Adding Share Expert Fusion for DeepSeek
This PR is to submit a feature enable fuse shared expert into MoE module for DeepSeek V2/3 models. Design doc: https://docs.google.com/document/d/1iXgzR6Mt6s0DpT7w2Pz93ExlUJ-nnSnU_o9Sqd8TE34/edit?tab=t.0
TL;DR:
We have up to 34% ITL lossless improvement and 12% TTLT lossless improvement by enabling this feature. With FlashAttention3, without MLA and without V1 Engine.
vllm: 0.8.3,
LLMPerf: https://github.com/ray-project/llmperf,
LM-Eval-Harness: https://github.com/EleutherAI/lm-evaluation-harness 0.4.0
Command to enable this feature:
export VLLM_USE_V1=0; export VLLM_MLA_DISABLE=1; export VLLM_ENABLE_SHARE_EXPERT_FUSION=1;python3 -m vllm.entrypoints.openai.api_server --model /home/ubuntu/workspace/ckpt/DeepSeek-R1 --tensor-parallel-size 8 --trust-remote-code --max-model-len 16384
Details:
Implementation:
- Currently we used a ENV Variable (VLLM_ENABLE_SHARE_EXPERT_FUSION) as the toggle to enable/disable the feature. Later we can edit it as a engine args.
- When this feature enabled, we internally set the expert number =264 and topk = 9 for FusedMoE module, and clone the shared expert weight into experts No.256 to No.263 during weight loading stage. Here the CUDA memory usage increase a bit (about 1-2 GB per GPU, assuming TP=8)
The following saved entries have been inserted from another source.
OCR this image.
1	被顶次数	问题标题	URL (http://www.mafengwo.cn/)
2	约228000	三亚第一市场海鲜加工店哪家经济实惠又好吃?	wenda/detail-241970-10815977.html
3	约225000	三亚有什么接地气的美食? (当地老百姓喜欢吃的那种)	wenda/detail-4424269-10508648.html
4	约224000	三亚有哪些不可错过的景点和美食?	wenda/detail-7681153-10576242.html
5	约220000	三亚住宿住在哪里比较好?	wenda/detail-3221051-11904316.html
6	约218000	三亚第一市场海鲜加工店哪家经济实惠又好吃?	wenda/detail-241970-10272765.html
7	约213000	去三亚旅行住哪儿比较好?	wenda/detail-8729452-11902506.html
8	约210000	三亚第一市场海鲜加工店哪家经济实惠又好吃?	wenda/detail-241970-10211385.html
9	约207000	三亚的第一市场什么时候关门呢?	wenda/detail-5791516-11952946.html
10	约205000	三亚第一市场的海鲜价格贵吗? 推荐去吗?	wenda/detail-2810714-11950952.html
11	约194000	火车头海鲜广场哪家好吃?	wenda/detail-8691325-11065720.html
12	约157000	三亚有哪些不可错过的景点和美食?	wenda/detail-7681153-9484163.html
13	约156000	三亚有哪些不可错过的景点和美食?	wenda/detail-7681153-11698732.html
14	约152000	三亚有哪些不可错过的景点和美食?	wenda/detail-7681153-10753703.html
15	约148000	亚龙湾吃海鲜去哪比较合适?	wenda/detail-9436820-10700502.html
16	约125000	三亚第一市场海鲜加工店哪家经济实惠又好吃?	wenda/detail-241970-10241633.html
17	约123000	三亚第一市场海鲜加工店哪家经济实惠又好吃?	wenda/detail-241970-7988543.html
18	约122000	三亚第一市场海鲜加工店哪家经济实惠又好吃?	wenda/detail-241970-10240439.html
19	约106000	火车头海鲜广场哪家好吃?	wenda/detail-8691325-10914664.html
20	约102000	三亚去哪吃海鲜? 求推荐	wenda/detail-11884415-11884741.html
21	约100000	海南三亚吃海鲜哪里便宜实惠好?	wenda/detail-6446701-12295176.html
- Top 9th routed expert id and expert weights are manually assigned so that expert are balanced and accuracy are guaranteed.
Result:
Kernel level profile in the doc above
Latency:
The 117% TTLT improvement might be due to a stuck prefill of baseline. I excluded it for conclusion.
| BatchSize | ContextLen | Baseline(0.8.3) | Ours (This PR) | Improvement |
|-----------|------------|-----------------------------------------|----------------------------------------|----------------------|
| | | ITL_p50 | ITL_p90 | TTFT_p50 | TTFT_p90 | ITL_p50 | ITL_p90 | TTFT_p50 | TTFT_p90 | ITL | TTFT |
|-----------|------------|---------|---------|----------|----------|---------|---------|----------|----------|--------|--------|
| 1 | 512 | 0.019 | 0.020 | 0.188 | 0.892 | 0.017 | 0.018 | 0.173 | 0.290 | 9.63% | 9.01% |
| 1 | 2048 | 0.020 | 0.020 | 0.197 | 0.621 | 0.018 | 0.018 | 0.178 | 0.213 | 12.92% | 10.38% |
| 1 | 8192 | 0.021 | 0.021 | 0.406 | 0.589 | 0.018 | 0.018 | 0.396 | 0.757 | 12.55% | 2.64% |
| 2 | 512 | 0.022 | 0.022 | 0.201 | 0.214 | 0.018 | 0.019 | 0.178 | 0.288 | 22.97% | 12.65% |
| 2 | 2048 | 0.023 | 0.023 | 0.367 | 0.378 | 0.019 | 0.019 | 0.342 | 0.350 | 20.31% | 7.07% |
| 2 | 8192 | 0.025 | 0.027 | 0.732 | 0.765 | 0.021 | 0.024 | 0.704 | 0.739 | 18.83% | 4.03% |
| 4 | 512 | 0.021 | 0.022 | 0.359 | 0.362 | 0.020 | 0.020 | 0.329 | 0.344 | 6.47% | 8.93% |
| 4 | 2048 | 0.022 | 0.023 | 0.445 | 0.468 | 0.021 | 0.023 | 0.432 | 0.449 | 3.21% | 2.87% |
| 4 | 8192 | 0.027 | 0.042 | 1.425 | 1.526 | 0.027 | 0.039 | 1.316 | 1.369 | 1.87% | 8.28% |
| 8 | 512 | 0.023 | 0.024 | 2.364 | 2.520 | 0.022 | 0.023 | 1.088 | 1.844 | 5.31% | 117.30%|
| 8 | 2048 | 0.025 | 0.027 | 0.753 | 0.785 | 0.025 | 0.026 | 0.715 | 0.738 | 1.24% | 5.26% |
| 8 | 8192 | 0.048 | 0.080 | 2.331 | 2.846 | 0.036 | 0.067 | 2.232 | 2.439 | 34.61% | 4.41% |
Accuracy: GSM8K looks good
|Tasks|Version| Filter |n-shot| Metric | |Value | |Stderr|
|-----|------:|----------------|-----:|-----------|---|-----:|---|-----:|
|gsm8k| 3|flexible-extract| 5|exact_match|↑ |0.9591|± |0.0055|
| | |strict-match | 5|exact_match|↑ |0.9583|± |0.0055|
👋 Hi! Thank you for contributing to the vLLM project.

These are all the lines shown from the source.